The author, Jake Halpern, is the author of “Bad Paper: Inside the Secret World of Debt Collectors.” For his book, Halpern followed around and profiled a number of debt buyers, brokers, and sellers, including Brandon Wilson, a well-known industry figure. In his column yesterday, Halpen re-tells the story of how Wilson once “rounded up a posse of armed men, drove to Buffalo, tracked down a stolen file of debts, and retrieved it — at gunpoint.”
It sounds like a scene from a Quentin Tarantino movie, but this kind of mess is exactly what one might expect in a country that is driven by profit, mired in debt and not fully able or willing to tame the marketplace that is created when these two forces meet.

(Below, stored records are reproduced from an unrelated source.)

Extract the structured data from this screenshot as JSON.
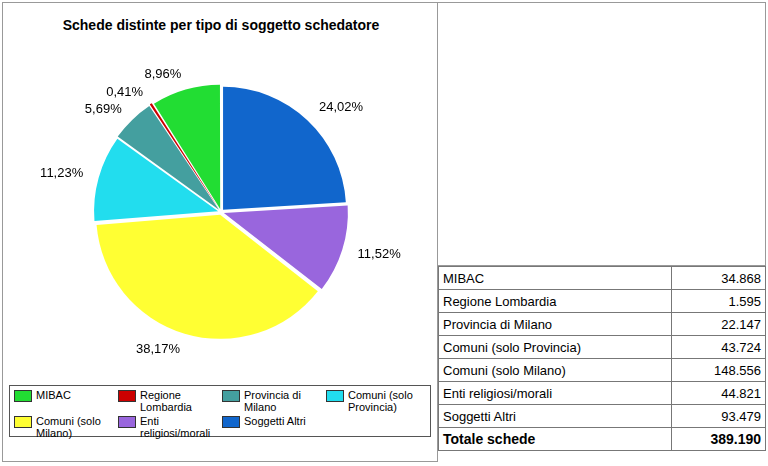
{
  "chart_data": {
    "type": "pie",
    "title": "Schede distinte per tipo di soggetto schedatore",
    "categories": [
      "MIBAC",
      "Regione Lombardia",
      "Provincia di Milano",
      "Comuni (solo Provincia)",
      "Comuni (solo Milano)",
      "Enti religiosi/morali",
      "Soggetti Altri"
    ],
    "values": [
      8.96,
      0.41,
      5.69,
      11.23,
      38.17,
      11.52,
      24.02
    ],
    "value_labels": [
      "8,96%",
      "0,41%",
      "5,69%",
      "11,23%",
      "38,17%",
      "11,52%",
      "24,02%"
    ],
    "colors": [
      "#22dd33",
      "#cc0000",
      "#449f9f",
      "#22ddee",
      "#ffff33",
      "#9966dd",
      "#1166cc"
    ],
    "data_labels": true,
    "legend": "bottom"
  },
  "table": {
    "rows": [
      [
        "MIBAC",
        "34.868"
      ],
      [
        "Regione Lombardia",
        "1.595"
      ],
      [
        "Provincia di Milano",
        "22.147"
      ],
      [
        "Comuni (solo Provincia)",
        "43.724"
      ],
      [
        "Comuni (solo Milano)",
        "148.556"
      ],
      [
        "Enti religiosi/morali",
        "44.821"
      ],
      [
        "Soggetti Altri",
        "93.479"
      ]
    ],
    "total": [
      "Totale schede",
      "389.190"
    ]
  }
}
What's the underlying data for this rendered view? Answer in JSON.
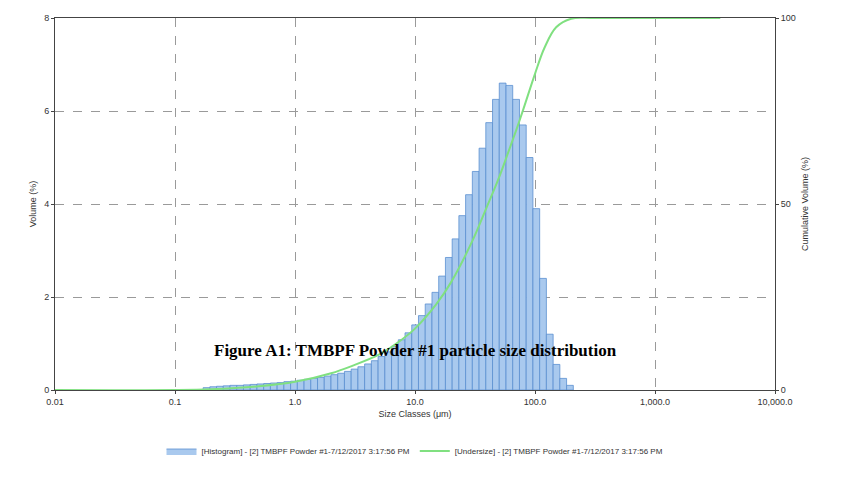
{
  "chart_data": {
    "type": "histogram",
    "title": "Figure A1: TMBPF Powder #1 particle size distribution",
    "x_label": "Size Classes (μm)",
    "y_label": "Volume (%)",
    "y2_label": "Cumulative Volume (%)",
    "log": "x",
    "grid": true,
    "legend": "bottom",
    "xlim": [
      0.01,
      10000
    ],
    "xticks": [
      0.01,
      0.1,
      {
        "value": 1,
        "label": "1.0"
      },
      {
        "value": 10,
        "label": "10.0"
      },
      {
        "value": 100,
        "label": "100.0"
      },
      {
        "value": 1000,
        "label": "1,000.0"
      },
      {
        "value": 10000,
        "label": "10,000.0"
      }
    ],
    "ylim": [
      0,
      8
    ],
    "yticks": [
      0,
      2,
      4,
      6,
      8
    ],
    "y2lim": [
      0,
      100
    ],
    "y2ticks": [
      0,
      50,
      100
    ],
    "series": [
      {
        "name": "[Histogram] - [2] TMBPF Powder #1-7/12/2017 3:17:56 PM",
        "type": "histogram",
        "color": "#a9c9ee",
        "bins": [
          0.1715,
          0.1951,
          0.222,
          0.2526,
          0.2875,
          0.3271,
          0.3722,
          0.4235,
          0.4819,
          0.5484,
          0.624,
          0.71,
          0.8079,
          0.9193,
          1.046,
          1.19,
          1.354,
          1.541,
          1.753,
          1.995,
          2.27,
          2.583,
          2.939,
          3.344,
          3.805,
          4.33,
          4.927,
          5.606,
          6.379,
          7.259,
          8.26,
          9.399,
          10.69,
          12.17,
          13.85,
          15.76,
          17.93,
          20.4,
          23.21,
          26.41,
          30.05,
          34.2,
          38.91,
          44.28,
          50.38,
          57.33,
          65.23,
          74.23,
          84.47,
          96.11,
          109.4,
          124.4,
          141.6,
          161.1,
          183.3,
          208.6
        ],
        "values": [
          0.05,
          0.07,
          0.08,
          0.09,
          0.1,
          0.1,
          0.11,
          0.12,
          0.13,
          0.14,
          0.15,
          0.16,
          0.18,
          0.19,
          0.21,
          0.23,
          0.25,
          0.27,
          0.3,
          0.33,
          0.36,
          0.4,
          0.45,
          0.5,
          0.56,
          0.63,
          0.72,
          0.82,
          0.94,
          1.08,
          1.23,
          1.4,
          1.6,
          1.85,
          2.1,
          2.45,
          2.85,
          3.25,
          3.75,
          4.2,
          4.7,
          5.2,
          5.75,
          6.25,
          6.6,
          6.55,
          6.25,
          5.7,
          5.0,
          3.9,
          2.4,
          1.2,
          0.55,
          0.25,
          0.1
        ]
      },
      {
        "name": "[Undersize] - [2] TMBPF Powder #1-7/12/2017 3:17:56 PM",
        "type": "line",
        "color": "#80e080",
        "axis": "y2",
        "x": [
          0.01,
          0.1,
          0.2,
          0.5,
          1,
          2,
          3,
          5,
          7,
          10,
          15,
          20,
          30,
          40,
          50,
          60,
          70,
          80,
          100,
          120,
          150,
          200,
          300,
          1000,
          3500
        ],
        "values": [
          0,
          0,
          0.2,
          1,
          2.2,
          4.5,
          6.5,
          9.5,
          12.5,
          16.5,
          23,
          29,
          40,
          49.5,
          57,
          64,
          70,
          75.5,
          85,
          92,
          97.5,
          99.8,
          100,
          100,
          100
        ]
      }
    ]
  }
}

Using a campaign promise made by Donald Trump that he would repeal the Dodd-Frank act that created the Consumer Financial Protection Bureau, Halpern asks if all of the “progress” made by the agency in the past five years will be undone and debt buyers will have to resort to using a “savvy fixer” like Wilson.
Halpern reached out to Wilson last week and asked about what a Trump presidency will mean for his business.

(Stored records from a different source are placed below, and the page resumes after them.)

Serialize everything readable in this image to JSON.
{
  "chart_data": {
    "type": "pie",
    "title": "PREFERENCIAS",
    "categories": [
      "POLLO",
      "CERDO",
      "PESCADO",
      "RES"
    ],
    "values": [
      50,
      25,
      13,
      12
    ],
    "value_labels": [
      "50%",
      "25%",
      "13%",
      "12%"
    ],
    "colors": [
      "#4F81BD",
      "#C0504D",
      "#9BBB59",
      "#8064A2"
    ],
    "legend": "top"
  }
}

“There’ll be less intrusion from the government, more lending, and more defaults — which creates more business for collectors,” he said. That means Mr. Wilson’s services will be in high demand once again. He concluded, “We’re back in business.”
All of the progress of the CFPB, as cited by Halpern:
- Roughly 30 public enforcement actions against debt collection companies, including collection agencies, debt buyers and sellers, and service providers. Those actions have led to $5 billion in canceled debt.
Who benefited from this? More than a million Americans — the victims of companies that broke consumer protection laws. In addition, the agency also monitors 175 of the nation’s largest debt collectors, which account for more than 60 percent of the industry’s annual receipts.
That progress is now “imperiled,” according to Halpern. Regulators have been “outgunned” until the CFPB came around, according to Halpern. The government had done “surprisingly little” to protect consumers for harassing and abusive debt collectors, until the CFPB came around.
Granted, the article written by Halpern is a column and is meant to take a position and argue why that position is right, but this is nothing more than a chance to play up stereotypes and paint the collections industry as the villain. Someone needs to speak up before the image of debt collectors is even further tarnished.